あの視線だ。何十、何百という虚ろな視線が、伊吹に集中している。床下から。いまならわかる。ここに捕われ、死んでいったひとたち。助けを乞うて、それでも救われなかったひとたちの虚無の視線。

「ここから出してあげるから。もう少し待っていて」

伊吹は床に手をついて、静かに語りかける。

「家族のところへ、帰ろう。俺に教えて。ここには一体何がいるのか」

床に額づき、すべての視線を受け止める。絶望を通り越し、からっぽになった魂たちは、それでも一寸の光にかけ、床下からの開放を望んでいる。伊吹ならば、それができる。

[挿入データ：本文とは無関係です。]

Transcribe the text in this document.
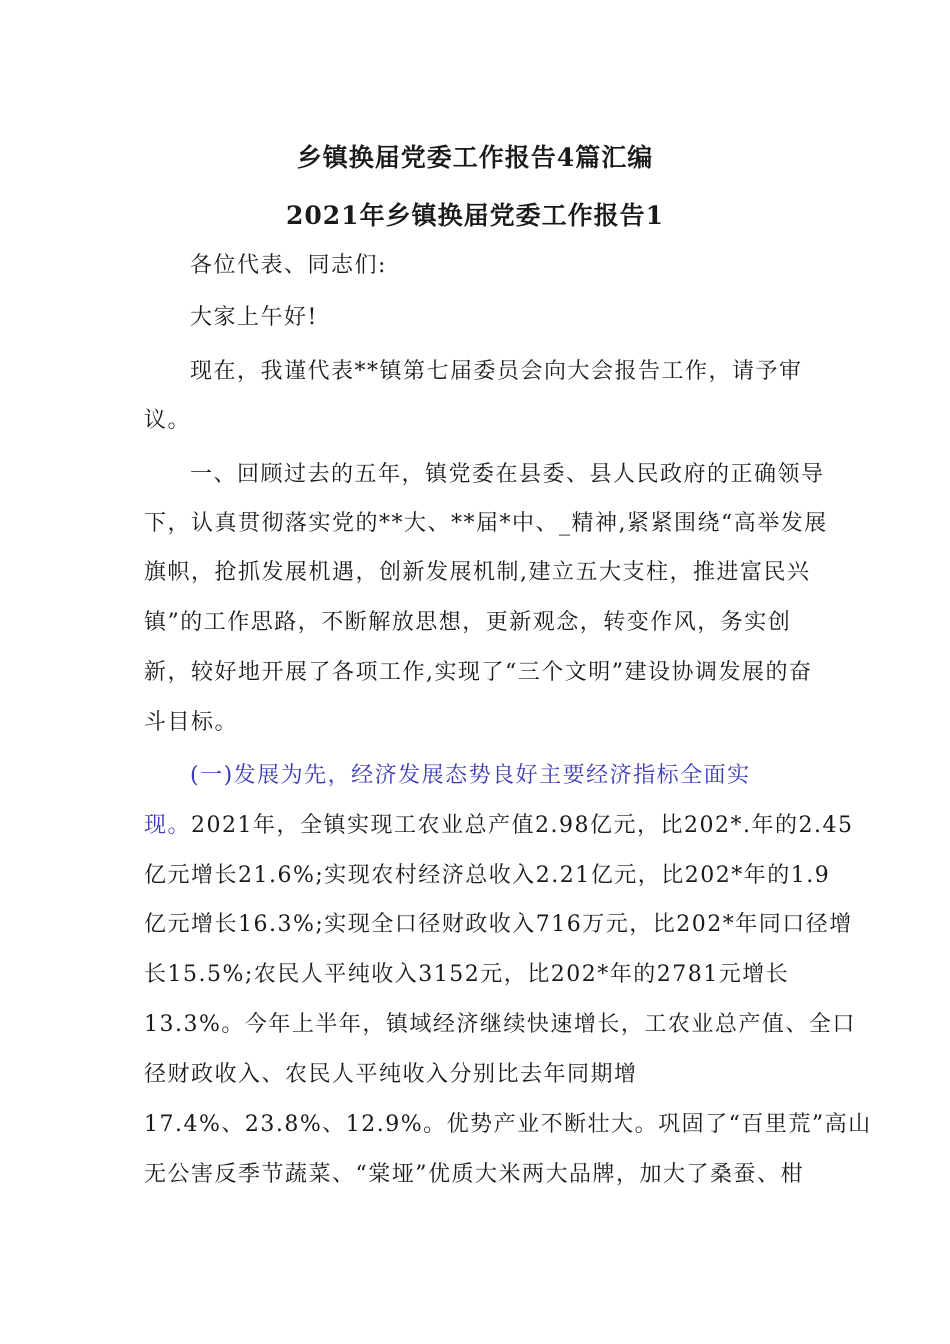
乡镇换届党委工作报告4篇汇编
2021年乡镇换届党委工作报告1
各位代表、同志们:
大家上午好!
现在，我谨代表**镇第七届委员会向大会报告工作，请予审
议。
一、回顾过去的五年，镇党委在县委、县人民政府的正确领导
下，认真贯彻落实党的**大、**届*中、_精神,紧紧围绕“高举发展
旗帜，抢抓发展机遇，创新发展机制,建立五大支柱，推进富民兴
镇”的工作思路，不断解放思想，更新观念，转变作风，务实创
新，较好地开展了各项工作,实现了“三个文明”建设协调发展的奋
斗目标。
(一)发展为先，经济发展态势良好主要经济指标全面实
现。2021年，全镇实现工农业总产值2.98亿元，比202*.年的2.45
亿元增长21.6%;实现农村经济总收入2.21亿元，比202*年的1.9
亿元增长16.3%;实现全口径财政收入716万元，比202*年同口径增
长15.5%;农民人平纯收入3152元，比202*年的2781元增长
13.3%。今年上半年，镇域经济继续快速增长，工农业总产值、全口
径财政收入、农民人平纯收入分别比去年同期增
17.4%、23.8%、12.9%。优势产业不断壮大。巩固了“百里荒”高山
无公害反季节蔬菜、“棠垭”优质大米两大品牌，加大了桑蚕、柑
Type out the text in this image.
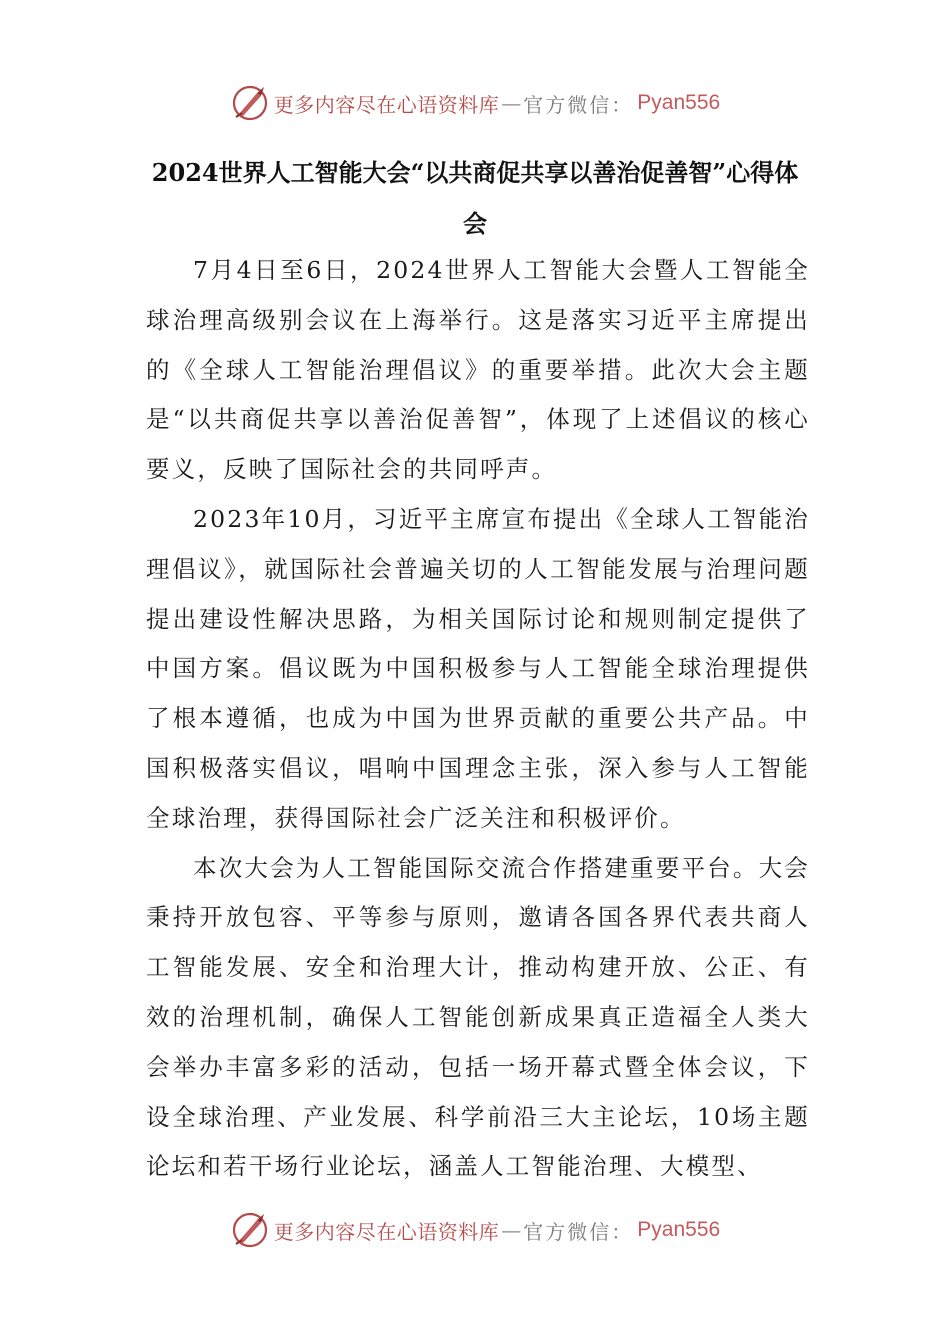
更多内容尽在心语资料库 — 官方微信： Pyan556
2024世界人工智能大会“以共商促共享以善治促善智”心得体会

7月4日至6日，2024世界人工智能大会暨人工智能全球治理高级别会议在上海举行。这是落实习近平主席提出的《全球人工智能治理倡议》的重要举措。此次大会主题是“以共商促共享以善治促善智”，体现了上述倡议的核心要义，反映了国际社会的共同呼声。

2023年10月，习近平主席宣布提出《全球人工智能治理倡议》，就国际社会普遍关切的人工智能发展与治理问题提出建设性解决思路，为相关国际讨论和规则制定提供了中国方案。倡议既为中国积极参与人工智能全球治理提供了根本遵循，也成为中国为世界贡献的重要公共产品。中国积极落实倡议，唱响中国理念主张，深入参与人工智能全球治理，获得国际社会广泛关注和积极评价。

本次大会为人工智能国际交流合作搭建重要平台。大会秉持开放包容、平等参与原则，邀请各国各界代表共商人工智能发展、安全和治理大计，推动构建开放、公正、有效的治理机制，确保人工智能创新成果真正造福全人类大会举办丰富多彩的活动，包括一场开幕式暨全体会议，下设全球治理、产业发展、科学前沿三大主论坛，10场主题论坛和若干场行业论坛，涵盖人工智能治理、大模型、

更多内容尽在心语资料库 — 官方微信： Pyan556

眼を閉じて正座をする。印を結んだ指先。すう、と息を吸い込み、細く細く口笛を吹く。穂積に習った方法を、一生懸命に脳内で再生する。

招魂。魂を呼び寄せる儀式。

花散る彼岸より、花咲く此岸へ。魂よ帰れ。いまひとたび帰れ。

彼岸へと響く口笛の音。闇をゆるゆると泳ぐ音は、漂う視線の間を縫い、静かにこちらへ引き寄せていく。じっとりと背中に汗が滲むのがわかる。二つの手で組んだ印が、見えない力によって引き離されそうになる。魂が抵抗している。こちらに戻ることを恐れている。